Breaking the Barriers: Early Intervention to Mental Health Issues.
Author(s): Lade Hephzibah Olugbemi.
Edition: First (1st).
Publisher: Independently Published.
Type(s): Paperback and Kindle.
“If you don’t know what your barriers are, it’s impossible to figure out how to tear them down.” – John Manning, author of The Disciplined Leader.
This is true about mental health in the community. Barriers to information and understanding have affected people with mental health issues, as well as their friends, work colleagues and family members. This book seeks to shed light on the many factors that causes barriers to preventing mental health problems. It demystifies the various issues surrounding mental health, especially within the Black, Asian and Minority Ethnic (BAME) communities. It also explores the various factors that trigger mental illness, the role of the media, religion and culture in complicating the barriers.

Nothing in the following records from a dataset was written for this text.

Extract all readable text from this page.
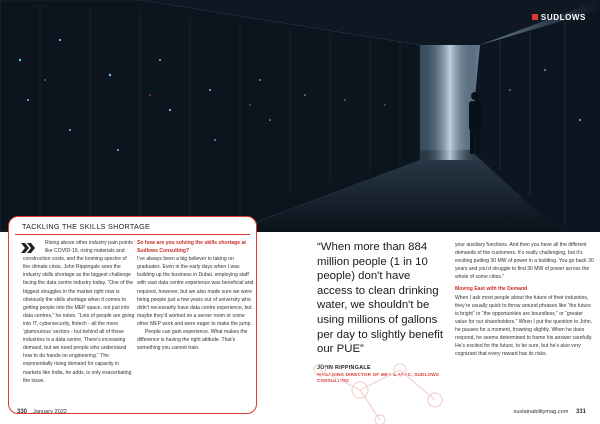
SUDLOWS
TACKLING THE SKILLS SHORTAGE

Rising above other industry pain points

like COVID-19, rising materials and

construction costs, and the looming spectre of the climate crisis, John Rippingale sees the industry skills shortage as the biggest challenge facing the data centre industry today. “One of the biggest struggles in the market right now is obviously the skills shortage when it comes to getting people into the MEP space, not just into data centres,” he notes. “Lots of people are going into IT, cybersecurity, fintech - all the more ‘glamourous’ sectors - but behind all of those industries is a data centre. There’s increasing demand, but we need people who understand how to do hands-on engineering.” The exponentially rising demand for capacity in markets like India, he adds, is only exacerbating the issue.

So how are you solving the skills shortage at Sudlows Consulting?

I’ve always been a big believer in taking on graduates. Even in the early days when I was building up the business in Dubai, employing staff with vast data centre experience was beneficial and required, however, but we also made sure we were hiring people just a few years out of university who didn’t necessarily have data centre experience, but maybe they’d worked on a server room or some other MEP work and were eager to make the jump.

People can gain experience. What makes the difference is having the right attitude. That’s something you cannot train.

“When more than 884 million people (1 in 10 people) don't have access to clean drinking water, we shouldn't be using millions of gallons per day to slightly benefit our PUE”
JOHN RIPPINGALE
MANAGING DIRECTOR OF MEA & APAC, SUDLOWS CONSULTING

your auxiliary functions. And then you have all the different demands of the customers. It’s really challenging, but it’s exciting putting 30 MW of power in a building. You go back 30 years and you’d struggle to find 30 MW of power across the whole of some cities.”

Moving East with the Demand

When I ask most people about the future of their industries, they’re usually quick to throw around phrases like “the future is bright” or “the opportunities are boundless,” or “greater value for our shareholders.” When I put the question to John, he pauses for a moment, frowning slightly. When he does respond, he seems determined to frame his answer carefully. He’s excited for the future, to be sure, but he’s also very cognizant that every reward has its risks.

330 January 2022	sustainabilitymag.com 331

By reading Breaking The Barriers, you will become more aware of the various issues around mental health, and better equipped to overcoming the barriers.
Type(s): Hardcover, Paperback, Audiobook, and Kindle.
Aged 24, Matt Haig’s world caved in. He could see no way to go on living. This is the true story of how he came through crisis, triumphed over an illness that almost destroyed him and learned to live again.
A moving, funny and joyous exploration of how to live better, love better and feel more alive, Reasons to Stay Alive is more than a memoir. It is a book about making the most of your time on earth.
“I wrote this book because the oldest clichés remain the truest. Time heals. The bottom of the valley never provides the clearest view. The tunnel does have light at the end of it, even if we haven’t been able to see it . . . Words, just sometimes, really can set you free.”